From Germany we flew to the Former Soviet Republic of Kyrgyzstan. Apparently we wait here, and then take the leap into Wherever-It-Is-We're-Going, Afghanistan.

I always wanted to travel abroad. To countries like Ireland or Australia where they speak English...or at least a funny derivative of English [editor's note: I believe it is we Americans who are the funny derivative of English, eh dear reader?]. It hasn't been too bad though. I have daily opportunities to play charades. I also sound a lot more sophisticated now, as my friends and I talk aloud about the exchange rate between the Euro and the American dollar. Never mind we're just trying to calculate our bar tab at the end of the night.

As I write this, it's 9 degrees outside. I didn't know that the temperature could be expressed as a single digit. We all walk around in 4-5 layers of clothes, beanies, balaclavas, and gloves...all we're missing is the snowshoes. Which I've considered building out of the tennis rackets they sell at the base exchange (not sure why they sell tennis rackets; summery sports seem unfeasible here).

But everything's going fine. For a failed former Communist puppet state, it's really not so bad. And we're all happy for the time to relax before we head out.

I hope you and the cats are doing well. Hope you somehow get through Day Job. I know it is awful."

Mom: "Timmy, come home" [and more in the same vein].

I got started on MotoMail this morning, wrote him a letter, and will await developments. They are supposed to print it out and deliver it to him.

1/23/2011

BB CW #4 and Class

It's so much fun to make these Barbara Brackman blocks. Reminds me of the old Dear Jane days.

Although my Dear Jane Triangle Days are not yet over. Must get back to the rest of those triangles one of these days. You see that in this block, I abandoned the idea of having the four Ts show up and just did whatever.

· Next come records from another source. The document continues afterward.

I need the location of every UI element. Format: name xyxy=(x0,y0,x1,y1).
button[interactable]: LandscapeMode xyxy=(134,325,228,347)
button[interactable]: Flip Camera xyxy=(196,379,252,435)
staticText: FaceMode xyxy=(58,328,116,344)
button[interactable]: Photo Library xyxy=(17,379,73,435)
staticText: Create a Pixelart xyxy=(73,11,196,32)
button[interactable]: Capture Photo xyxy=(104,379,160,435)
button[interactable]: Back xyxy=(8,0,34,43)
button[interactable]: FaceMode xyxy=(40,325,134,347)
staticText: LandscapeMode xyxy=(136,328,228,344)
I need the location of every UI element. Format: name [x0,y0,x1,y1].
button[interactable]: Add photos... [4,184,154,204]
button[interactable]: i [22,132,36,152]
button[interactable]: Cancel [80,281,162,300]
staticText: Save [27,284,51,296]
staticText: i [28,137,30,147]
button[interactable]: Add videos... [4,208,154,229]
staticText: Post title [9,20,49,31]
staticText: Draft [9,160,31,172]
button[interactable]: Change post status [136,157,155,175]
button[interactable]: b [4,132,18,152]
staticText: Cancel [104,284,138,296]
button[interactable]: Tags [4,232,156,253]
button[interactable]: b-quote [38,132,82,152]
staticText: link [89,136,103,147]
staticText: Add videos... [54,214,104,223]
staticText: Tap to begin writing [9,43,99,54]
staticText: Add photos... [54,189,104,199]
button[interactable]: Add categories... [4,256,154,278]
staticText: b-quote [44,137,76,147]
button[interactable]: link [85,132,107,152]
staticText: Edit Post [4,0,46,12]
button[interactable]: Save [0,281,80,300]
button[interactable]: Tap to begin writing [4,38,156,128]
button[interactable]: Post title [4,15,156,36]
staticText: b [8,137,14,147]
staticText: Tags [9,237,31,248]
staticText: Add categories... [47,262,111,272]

One fabric is the from the new Jo Morton Hurrah and one is from Blue Hill American Independence.

The first installment of my LQS class, Study in Amish, met on Thursday, and I loved presenting information on characteristics of Lancaster Amish quilts!

I presented about 50 quilts and other images via a slide show and we worked on the little Lancaster Diamond in the Square pattern that came with the class (available on my website). These four little patterns also have an info sheet about regional characteristics of that particular pattern.

I'm looking forward to the next installment, Holmes County, so if you would like to sign up for the remaining classes, please call or visit Little Quilts in Marietta; they will pro-rate the class tuition for you.

This comparison shows how it is thought that the Center Square Lancaster Amish quilt design derived from the earlier Center Medallion design made in England and the eastern coast of early America:


Here is a detail from an Amish quilt made in Holmes County that shows characteristics typical of that region. Attend my class to hear more!

For next time, I'm interested in showing both Lancaster and Holmes County, Ohio, quilts side by side, to highlight the differences between the two region's quilts.

Timmy deployed yesterday. I have a funny text exchange that I was going to post, but I just don't feel very funny at the moment. Maybe later. I have two ways to send a message to him, so am going to write to him later today. Forge on.


1/15/2011

BB CW #3

Being disgustingly lazy, I stenciled Barbara Brackman's appliqued CW block #3:
If anybody is interested in the design I used for the block, I uploaded it to Google Docs.